By encouraging sustainability in both non-material and material forms, permaculture imitates the natural ecosystem. This approach creates a beneficial synergy between humans and living systems.
Diversifying the efforts to battle climate change, governments worldwide have also taken significant steps. COP28 and Sustainable Development Goal 13: Climate Action are representative of the government's efforts to address climate change. Sustainable Development Goal 13 consists of five targets that address a broad array of issues concerning climate action. On the other hand, COP28 is the 28th climate conference held by the United Nations.
The motive of the meeting is to discuss potential ways to combat climate change. This year's summit is set to be hosted in Dubai, United Arab Emirates (UAE), from November 30 to December 12, 2023. Together, the government's constructive actions and people's careful choices can lead to an environment-friendly future.
A rising population and a rapidly growing economy have resulted in India becoming the world’s third-largest emitter of greenhouse gases, according to Statista. This data emphasises the nation's worsening climate emergency.
Addressing the challenges raised by climate change, permaculture transpires as a robust solution. It is a potent system built around concepts of social and agricultural design, majorly employing the patterns found in natural ecosystems. Consequently, this approach strives to minimise waste, human labour, and energy input across various domains. This, in turn, results in the utilisation of fewer resources and energy.
Permaculture works in tandem with nature rather than going against it. While the use of synthetic fertilisers might seem like a rapid solution, it can result in the production of nitrous oxide and carbon dioxide. Permaculture food forests thrive on completely organic agriculture.
Embracing resilient techniques such as composting, no-till farming, and more effective fertiliser delivery, this system eliminates the presence of these poisonous gases. Moreover, the system supports the growth of diverse plant species that effectively absorb carbon dioxide and transform it into organic matter. This, as a result, enhances soil fertility while minimising atmospheric carbon levels.
When it comes to soil management, permaculture food forests prioritise perennial plants. The profound root system of such plants prevents soil erosion while improving soil stability and water retention. This minimises the effect of extreme weather events like droughts and floods, which are becoming commonplace as a result of climate change.
While sustainable soil management is one crucial aspect of permaculture, water conservation is another. Employing techniques including rainwater harvesting and mulching, the system minimises water waste. This is particularly useful for regions experiencing severe water shortages brought on by climate change.

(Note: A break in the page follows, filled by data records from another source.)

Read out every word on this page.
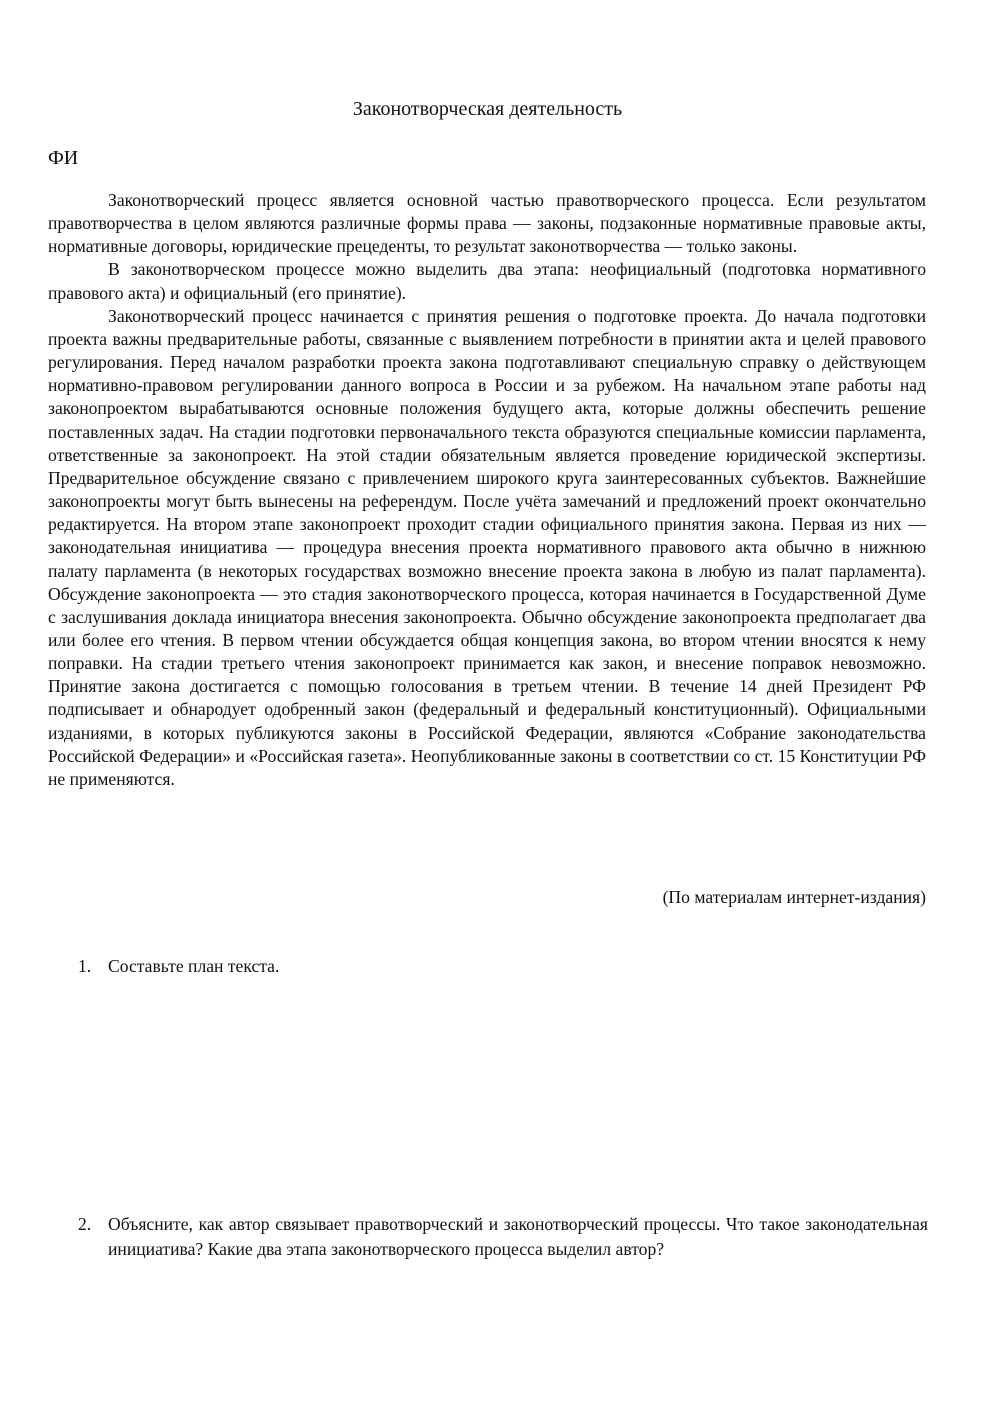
Законотворческая деятельность
ФИ

Законотворческий процесс является основной частью правотворческого процесса. Если результатом правотворчества в целом являются различные формы права — законы, подзаконные нормативные правовые акты, нормативные договоры, юридические прецеденты, то результат законотворчества — только законы.

В законотворческом процессе можно выделить два этапа: неофициальный (подготовка нормативного правового акта) и официальный (его принятие).

Законотворческий процесс начинается с принятия решения о подготовке проекта. До начала подготовки проекта важны предварительные работы, связанные с выявлением потребности в принятии акта и целей правового регулирования. Перед началом разработки проекта закона подготавливают специальную справку о действующем нормативно-правовом регулировании данного вопроса в России и за рубежом. На начальном этапе работы над законопроектом вырабатываются основные положения будущего акта, которые должны обеспечить решение поставленных задач. На стадии подготовки первоначального текста образуются специальные комиссии парламента, ответственные за законопроект. На этой стадии обязательным является проведение юридической экспертизы. Предварительное обсуждение связано с привлечением широкого круга заинтересованных субъектов. Важнейшие законопроекты могут быть вынесены на референдум. После учёта замечаний и предложений проект окончательно редактируется. На втором этапе законопроект проходит стадии официального принятия закона. Первая из них — законодательная инициатива — процедура внесения проекта нормативного правового акта обычно в нижнюю палату парламента (в некоторых государствах возможно внесение проекта закона в любую из палат парламента). Обсуждение законопроекта — это стадия законотворческого процесса, которая начинается в Государственной Думе с заслушивания доклада инициатора внесения законопроекта. Обычно обсуждение законопроекта предполагает два или более его чтения. В первом чтении обсуждается общая концепция закона, во втором чтении вносятся к нему поправки. На стадии третьего чтения законопроект принимается как закон, и внесение поправок невозможно. Принятие закона достигается с помощью голосования в третьем чтении. В течение 14 дней Президент РФ подписывает и обнародует одобренный закон (федеральный и федеральный конституционный). Официальными изданиями, в которых публикуются законы в Российской Федерации, являются «Собрание законодательства Российской Федерации» и «Российская газета». Неопубликованные законы в соответствии со ст. 15 Конституции РФ не применяются.

(По материалам интернет-издания)
1. Составьте план текста.
2. Объясните, как автор связывает правотворческий и законотворческий процессы. Что такое законодательная инициатива? Какие два этапа законотворческого процесса выделил автор?
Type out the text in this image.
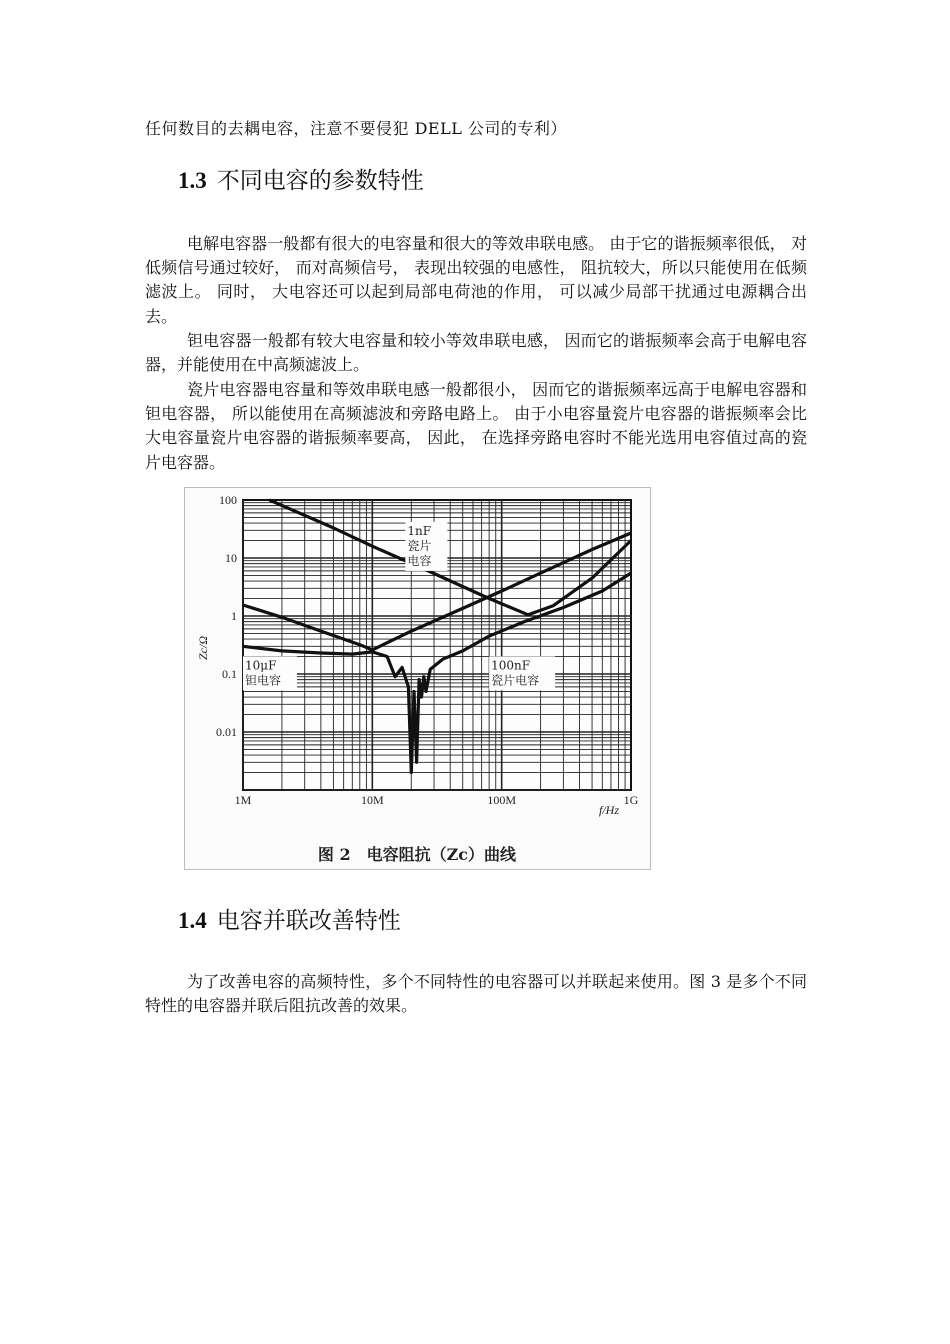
任何数目的去耦电容，注意不要侵犯 DELL 公司的专利）
1.3 不同电容的参数特性

电解电容器一般都有很大的电容量和很大的等效串联电感。 由于它的谐振频率很低， 对低频信号通过较好， 而对高频信号， 表现出较强的电感性， 阻抗较大，所以只能使用在低频滤波上。 同时， 大电容还可以起到局部电荷池的作用， 可以减少局部干扰通过电源耦合出去。

钽电容器一般都有较大电容量和较小等效串联电感， 因而它的谐振频率会高于电解电容器，并能使用在中高频滤波上。

瓷片电容器电容量和等效串联电感一般都很小， 因而它的谐振频率远高于电解电容器和钽电容器， 所以能使用在高频滤波和旁路电路上。 由于小电容量瓷片电容器的谐振频率会比大电容量瓷片电容器的谐振频率要高， 因此， 在选择旁路电容时不能光选用电容值过高的瓷片电容器。

1M	10M	100M	1G
100
10
1
0.1
0.01
1nF 瓷片电容
100nF 瓷片电容
10μF 钽电容
图 2　电容阻抗（Zc）曲线
f/Hz
Zc/Ω
1.4 电容并联改善特性

为了改善电容的高频特性，多个不同特性的电容器可以并联起来使用。图 3 是多个不同特性的电容器并联后阻抗改善的效果。
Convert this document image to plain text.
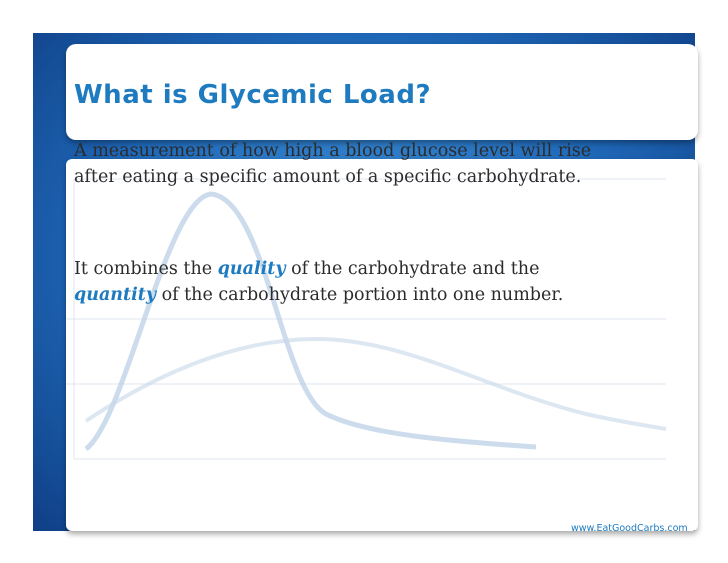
What is Glycemic Load?
A measurement of how high a blood glucose level will rise
after eating a specific amount of a specific carbohydrate.
It combines the quality of the carbohydrate and the
quantity of the carbohydrate portion into one number.

www.EatGoodCarbs.com
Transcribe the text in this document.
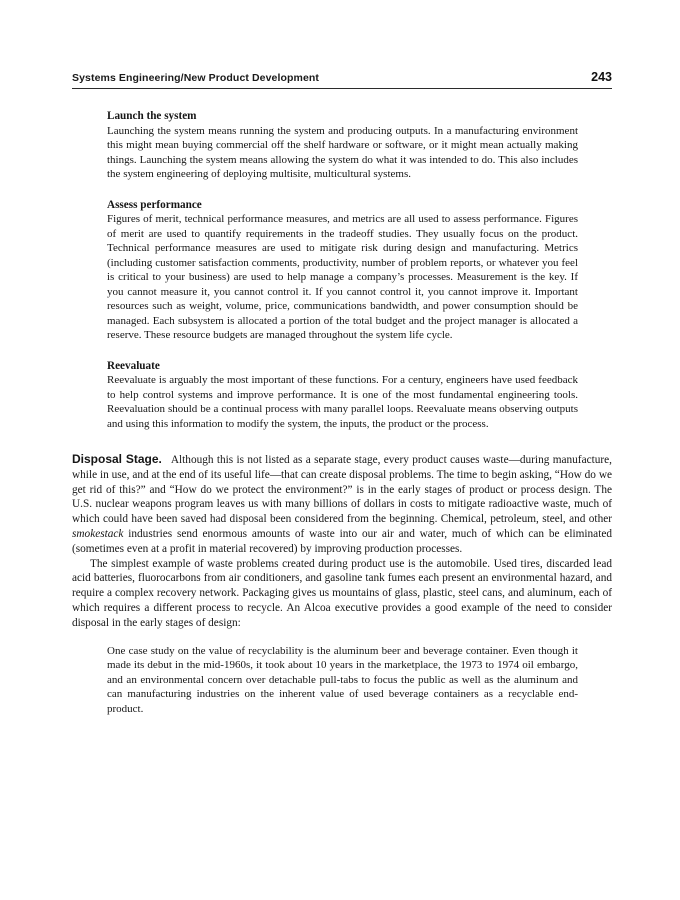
Systems Engineering/New Product Development	243
Launch the system

Launching the system means running the system and producing outputs. In a manufacturing environment this might mean buying commercial off the shelf hardware or software, or it might mean actually making things. Launching the system means allowing the system do what it was intended to do. This also includes the system engineering of deploying multisite, multicultural systems.

Assess performance

Figures of merit, technical performance measures, and metrics are all used to assess performance. Figures of merit are used to quantify requirements in the tradeoff studies. They usually focus on the product. Technical performance measures are used to mitigate risk during design and manufacturing. Metrics (including customer satisfaction comments, productivity, number of problem reports, or whatever you feel is critical to your business) are used to help manage a company’s processes. Measurement is the key. If you cannot measure it, you cannot control it. If you cannot control it, you cannot improve it. Important resources such as weight, volume, price, communications bandwidth, and power consumption should be managed. Each subsystem is allocated a portion of the total budget and the project manager is allocated a reserve. These resource budgets are managed throughout the system life cycle.

Reevaluate

Reevaluate is arguably the most important of these functions. For a century, engineers have used feedback to help control systems and improve performance. It is one of the most fundamental engineering tools. Reevaluation should be a continual process with many parallel loops. Reevaluate means observing outputs and using this information to modify the system, the inputs, the product or the process.

Disposal Stage. Although this is not listed as a separate stage, every product causes waste—during manufacture, while in use, and at the end of its useful life—that can create disposal problems. The time to begin asking, “How do we get rid of this?” and “How do we protect the environment?” is in the early stages of product or process design. The U.S. nuclear weapons program leaves us with many billions of dollars in costs to mitigate radioactive waste, much of which could have been saved had disposal been considered from the beginning. Chemical, petroleum, steel, and other smokestack industries send enormous amounts of waste into our air and water, much of which can be eliminated (sometimes even at a profit in material recovered) by improving production processes.

The simplest example of waste problems created during product use is the automobile. Used tires, discarded lead acid batteries, fluorocarbons from air conditioners, and gasoline tank fumes each present an environmental hazard, and require a complex recovery network. Packaging gives us mountains of glass, plastic, steel cans, and aluminum, each of which requires a different process to recycle. An Alcoa executive provides a good example of the need to consider disposal in the early stages of design:

One case study on the value of recyclability is the aluminum beer and beverage container. Even though it made its debut in the mid-1960s, it took about 10 years in the marketplace, the 1973 to 1974 oil embargo, and an environmental concern over detachable pull-tabs to focus the public as well as the aluminum and can manufacturing industries on the inherent value of used beverage containers as a recyclable end-product.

While battling significant environmental concerns, permaculture encourages a connection between humans and the environment. By supporting local food production, these food forests minimise the carbon impact that comes with transporting food across large distances. Consequently, the effects of industrial farming practises are eliminated by small-scale agriculture. Overall, this approach promotes community engagement while simultaneously advancing food security.
Permaculture food forests: Unlocking a sustainable future
With environmental issues reaching an all-time high, permaculture food forests emerge as a regenerative solution. Among other threatening concerns, climate change has emerged as an imminent problem. By supporting natural ecosystems, organic agriculture, and localization, these food forests correspond to the pressing need to combat climate change.
As we address the challenges posed by climate change, permaculture food forests stand out as a potential panacea. By promoting a harmonious synergy between humans and nature, the system is a constructive step towards a sustainable future.